Magic. I wrote a series of Tweets a while back arguing fantasy doesn’t translate nearly as well to the screen as superhero stories. Superhero stories have their roots in comics, which are a fundamentally visual medium. Fantasy, on the other hand, has its roots in books. Superhero comics creators have to worry about how things will look on the page, which tends to translate well to film with proper special effects. Think of how visually distinct the X-Men are, and how visual and straightforward their powers tend to be (the very best example of the latter probably being Cyclops).
Fantasy, on the other hand, has all sorts of tropes and traditions that do not translate well to film.

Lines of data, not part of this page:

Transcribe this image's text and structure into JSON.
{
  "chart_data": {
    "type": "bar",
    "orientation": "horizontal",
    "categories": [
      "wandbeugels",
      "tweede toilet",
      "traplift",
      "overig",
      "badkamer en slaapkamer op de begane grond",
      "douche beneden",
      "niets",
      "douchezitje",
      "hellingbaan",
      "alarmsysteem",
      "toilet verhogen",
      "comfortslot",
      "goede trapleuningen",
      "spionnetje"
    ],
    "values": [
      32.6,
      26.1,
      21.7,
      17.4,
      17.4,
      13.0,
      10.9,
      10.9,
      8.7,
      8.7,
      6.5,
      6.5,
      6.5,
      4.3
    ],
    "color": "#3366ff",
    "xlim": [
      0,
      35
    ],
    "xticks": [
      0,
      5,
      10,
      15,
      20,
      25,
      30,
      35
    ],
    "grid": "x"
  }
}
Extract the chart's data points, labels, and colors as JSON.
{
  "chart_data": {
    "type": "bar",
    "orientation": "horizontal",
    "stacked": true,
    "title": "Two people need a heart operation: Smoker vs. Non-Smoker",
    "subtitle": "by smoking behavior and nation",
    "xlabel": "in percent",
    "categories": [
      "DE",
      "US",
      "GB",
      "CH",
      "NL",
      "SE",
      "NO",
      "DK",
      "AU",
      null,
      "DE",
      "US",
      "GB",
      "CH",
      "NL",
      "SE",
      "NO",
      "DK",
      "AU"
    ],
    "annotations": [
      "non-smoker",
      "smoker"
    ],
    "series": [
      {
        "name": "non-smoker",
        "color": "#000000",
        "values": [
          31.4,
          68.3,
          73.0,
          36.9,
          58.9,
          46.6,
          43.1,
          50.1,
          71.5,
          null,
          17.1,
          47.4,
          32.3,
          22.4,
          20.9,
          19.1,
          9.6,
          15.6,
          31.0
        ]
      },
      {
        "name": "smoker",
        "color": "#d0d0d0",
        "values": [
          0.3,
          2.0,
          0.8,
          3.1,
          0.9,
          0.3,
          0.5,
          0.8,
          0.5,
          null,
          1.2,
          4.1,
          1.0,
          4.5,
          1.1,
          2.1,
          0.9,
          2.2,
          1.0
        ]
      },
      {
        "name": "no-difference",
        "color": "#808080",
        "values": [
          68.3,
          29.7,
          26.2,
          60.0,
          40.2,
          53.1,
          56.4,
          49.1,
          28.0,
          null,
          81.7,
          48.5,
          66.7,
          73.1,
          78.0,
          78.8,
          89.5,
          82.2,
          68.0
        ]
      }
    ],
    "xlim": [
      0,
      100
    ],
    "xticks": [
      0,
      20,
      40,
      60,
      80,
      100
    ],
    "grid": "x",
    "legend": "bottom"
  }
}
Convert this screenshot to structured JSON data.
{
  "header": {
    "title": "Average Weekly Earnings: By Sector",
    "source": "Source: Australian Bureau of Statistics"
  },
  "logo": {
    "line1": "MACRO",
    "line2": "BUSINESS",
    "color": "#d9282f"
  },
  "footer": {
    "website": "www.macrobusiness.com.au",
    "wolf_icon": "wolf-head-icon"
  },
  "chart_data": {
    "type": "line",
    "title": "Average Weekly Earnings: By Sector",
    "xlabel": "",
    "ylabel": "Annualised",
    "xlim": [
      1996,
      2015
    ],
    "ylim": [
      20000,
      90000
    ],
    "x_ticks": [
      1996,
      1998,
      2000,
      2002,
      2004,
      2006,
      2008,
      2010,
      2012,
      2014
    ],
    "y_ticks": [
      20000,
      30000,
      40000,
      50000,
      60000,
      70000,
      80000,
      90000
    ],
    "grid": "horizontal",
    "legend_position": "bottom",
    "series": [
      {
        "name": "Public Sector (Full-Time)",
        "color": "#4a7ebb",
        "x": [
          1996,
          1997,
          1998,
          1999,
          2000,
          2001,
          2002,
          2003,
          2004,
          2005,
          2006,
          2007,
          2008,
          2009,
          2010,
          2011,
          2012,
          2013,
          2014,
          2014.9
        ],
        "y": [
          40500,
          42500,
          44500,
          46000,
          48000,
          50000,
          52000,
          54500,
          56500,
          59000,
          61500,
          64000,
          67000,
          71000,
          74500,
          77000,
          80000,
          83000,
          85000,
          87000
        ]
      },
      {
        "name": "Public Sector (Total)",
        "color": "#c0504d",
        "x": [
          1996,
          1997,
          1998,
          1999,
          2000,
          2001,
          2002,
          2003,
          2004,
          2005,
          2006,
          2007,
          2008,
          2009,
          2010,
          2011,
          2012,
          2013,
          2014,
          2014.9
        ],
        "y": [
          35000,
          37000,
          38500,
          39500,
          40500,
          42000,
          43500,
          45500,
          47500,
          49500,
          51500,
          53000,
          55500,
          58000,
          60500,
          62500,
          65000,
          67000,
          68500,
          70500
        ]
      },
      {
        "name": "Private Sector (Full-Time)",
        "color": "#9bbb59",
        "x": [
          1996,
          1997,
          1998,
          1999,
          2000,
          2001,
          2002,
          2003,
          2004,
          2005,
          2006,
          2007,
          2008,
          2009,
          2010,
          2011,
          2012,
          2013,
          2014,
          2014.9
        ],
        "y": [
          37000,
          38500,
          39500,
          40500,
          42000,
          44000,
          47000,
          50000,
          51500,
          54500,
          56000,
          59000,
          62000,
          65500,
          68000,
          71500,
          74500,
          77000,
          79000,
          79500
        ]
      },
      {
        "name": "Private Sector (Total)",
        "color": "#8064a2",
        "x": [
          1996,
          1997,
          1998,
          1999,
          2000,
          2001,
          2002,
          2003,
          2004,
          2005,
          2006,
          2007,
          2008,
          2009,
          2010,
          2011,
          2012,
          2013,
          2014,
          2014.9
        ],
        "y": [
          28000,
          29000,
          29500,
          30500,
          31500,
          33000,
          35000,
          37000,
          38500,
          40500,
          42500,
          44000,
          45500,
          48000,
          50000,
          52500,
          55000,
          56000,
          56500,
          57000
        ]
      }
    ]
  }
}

Monsters look good with the right FX, but magic, especially as used in fantasy, frequently does not. Magic is central to a lot of fantasy, and to The Wheel of Time in particular. The Wheel of Time has far more magic than The Lord of the Rings or A Song of Ice and Fire.
Some of the use of the One Power from The Wheel of Time will be easy to show. Moiraine hurling fireballs at Trollocs. Stuff like her healing Tam will be easy to follow by context. Other sequences will present much greater challenges. How do you show a duel with the One Power between Nynaeve and Moghedien that to anyone who isn’t a female channeler just looks like two women staring at each other? You probably don’t, instead turning it into a more usual sort of magical battle. This isn’t an easily surmounted issue, but I think it’s better to make changes as necessary and to let the visual effect of the flows, the characters, and the context tell what is happening rather than try for any visual representation of the flows (a little trust for the viewer will go a long way). Frequently a visual representation wouldn’t get you where you need to be anyway. It wouldn’t explain just what Nynaeve and Moghedien are doing. When Rand is captured, there is simply no way to show him attacking knots on his shield. You show the Aes Sedai holding the shield getting distracted, and let the viewer listen to the dialogue between Rand and Lews Therin in his head.
There are other choices Jordan made that work on the page but won’t on the screen. The Aes Sedai ageless face—which is a pretty important plot point at times—is described as basically a face lift. We’re pretty used to simply accepting that as normal. Does the Myrddraal’s cloak not blowing in the wind look creepy as hell or does it look like a mistake?
Back to the nudity/violence issue, while I’m on the topic of adaptation. A streaming service will hopefully give the producers more flexibility to ratchet the violence and nudity up or down as needed by the story. HBO execs might insist on the early seasons being bloodier than they should be. Network TV execs might balk at later violence. Dumai’s Well should be gory and shocking. Shocking in part because it’s more violent than anything we’ve seen up to that point.
Final thoughts. I have some more thoughts on adapting the series, and the show in general, but I will leave it at this for now. This is a big deal. The Wheel of Time is the biggest thing in fantasy since The Lord of the Rings. I believe it has still outsold A Song of Ice and Fire. But that won’t last without a screen adaptation. Take a look at the Barnes and Noble bestseller lists. They are dominated by books that have been adapted for a movie or for TV. How we think about The Wheel of Time in fifty years will be driven in large part by the success or lack thereof of this adaptation.